A Sliding‐Kernel Computation‐In‐Memory Architecture for Convolutional Neural Network

Presently described is a sliding‐kernel computation‐in‐memory (SKCIM) architecture conceptually involving two overlapping layers of functional arrays, one containing memory elements and artificial synapses for neuromorphic computation, the other is used for storing and sliding convolutional kernel matrices. A low‐temperature metal‐oxide thin‐film transistor (TFT) technology capable of monolithically integrating single‐gate TFTs, dual‐gate TFTs, and memory capacitors is deployed for the construction of a physical SKCIM system. Exhibiting an 88% reduction in memory access operations compared to state‐of‐the‐art systems, a 32 × 32 SKCIM system is applied to execute common convolution tasks.

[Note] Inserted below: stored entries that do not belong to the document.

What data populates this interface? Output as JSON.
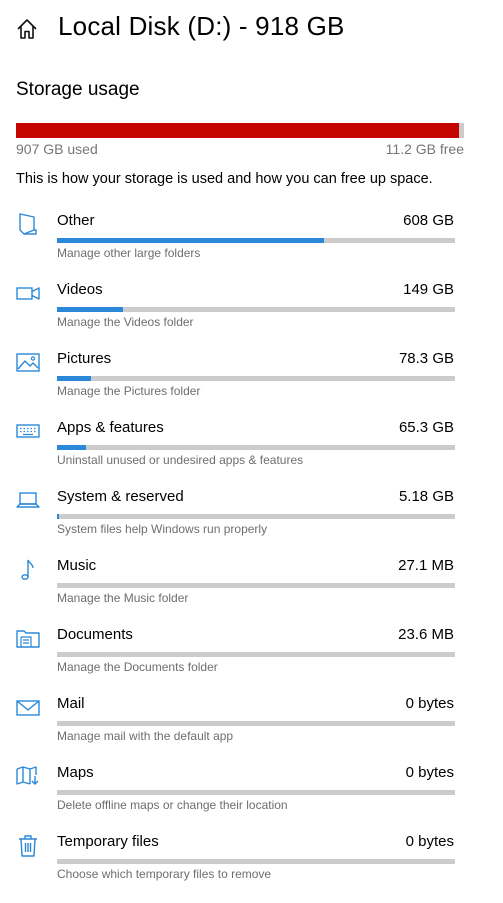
{
  "header": {
    "title": "Local Disk (D:) - 918 GB",
    "home_icon": "home-icon"
  },
  "storage": {
    "section_title": "Storage usage",
    "used_label": "907 GB used",
    "free_label": "11.2 GB free",
    "used_fraction": 0.988,
    "bar_color": "#c50500",
    "description": "This is how your storage is used and how you can free up space."
  },
  "accent_color": "#2b88d8",
  "categories": [
    {
      "name": "Other",
      "size": "608 GB",
      "subtitle": "Manage other large folders",
      "fraction": 0.67,
      "icon": "folder-other-icon"
    },
    {
      "name": "Videos",
      "size": "149 GB",
      "subtitle": "Manage the Videos folder",
      "fraction": 0.165,
      "icon": "video-camera-icon"
    },
    {
      "name": "Pictures",
      "size": "78.3 GB",
      "subtitle": "Manage the Pictures folder",
      "fraction": 0.085,
      "icon": "picture-icon"
    },
    {
      "name": "Apps & features",
      "size": "65.3 GB",
      "subtitle": "Uninstall unused or undesired apps & features",
      "fraction": 0.072,
      "icon": "keyboard-icon"
    },
    {
      "name": "System & reserved",
      "size": "5.18 GB",
      "subtitle": "System files help Windows run properly",
      "fraction": 0.006,
      "icon": "laptop-icon"
    },
    {
      "name": "Music",
      "size": "27.1 MB",
      "subtitle": "Manage the Music folder",
      "fraction": 0,
      "icon": "music-note-icon"
    },
    {
      "name": "Documents",
      "size": "23.6 MB",
      "subtitle": "Manage the Documents folder",
      "fraction": 0,
      "icon": "documents-folder-icon"
    },
    {
      "name": "Mail",
      "size": "0 bytes",
      "subtitle": "Manage mail with the default app",
      "fraction": 0,
      "icon": "mail-icon"
    },
    {
      "name": "Maps",
      "size": "0 bytes",
      "subtitle": "Delete offline maps or change their location",
      "fraction": 0,
      "icon": "map-icon"
    },
    {
      "name": "Temporary files",
      "size": "0 bytes",
      "subtitle": "Choose which temporary files to remove",
      "fraction": 0,
      "icon": "trash-icon"
    }
  ]
}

A more involved demonstration is the application of a 5‐layer, SKCIM‐based convolutional neural network to the classification of the modified national institute of standards and technology (MNIST) dataset of handwritten numerals, achieving an accuracy rate of over 95%. The sharing of convolution kernels in convolutional operations creates a significant asymmetry between data and weight (kernel) volume. This study optimizes convolutional operations at the hardware level by utilizing threshold adjustments in dual‐gate thin‐film transistors (TFTs). Achieved is a reduction in memory access operations of up to 88% through data preloading and the sliding of small kernels.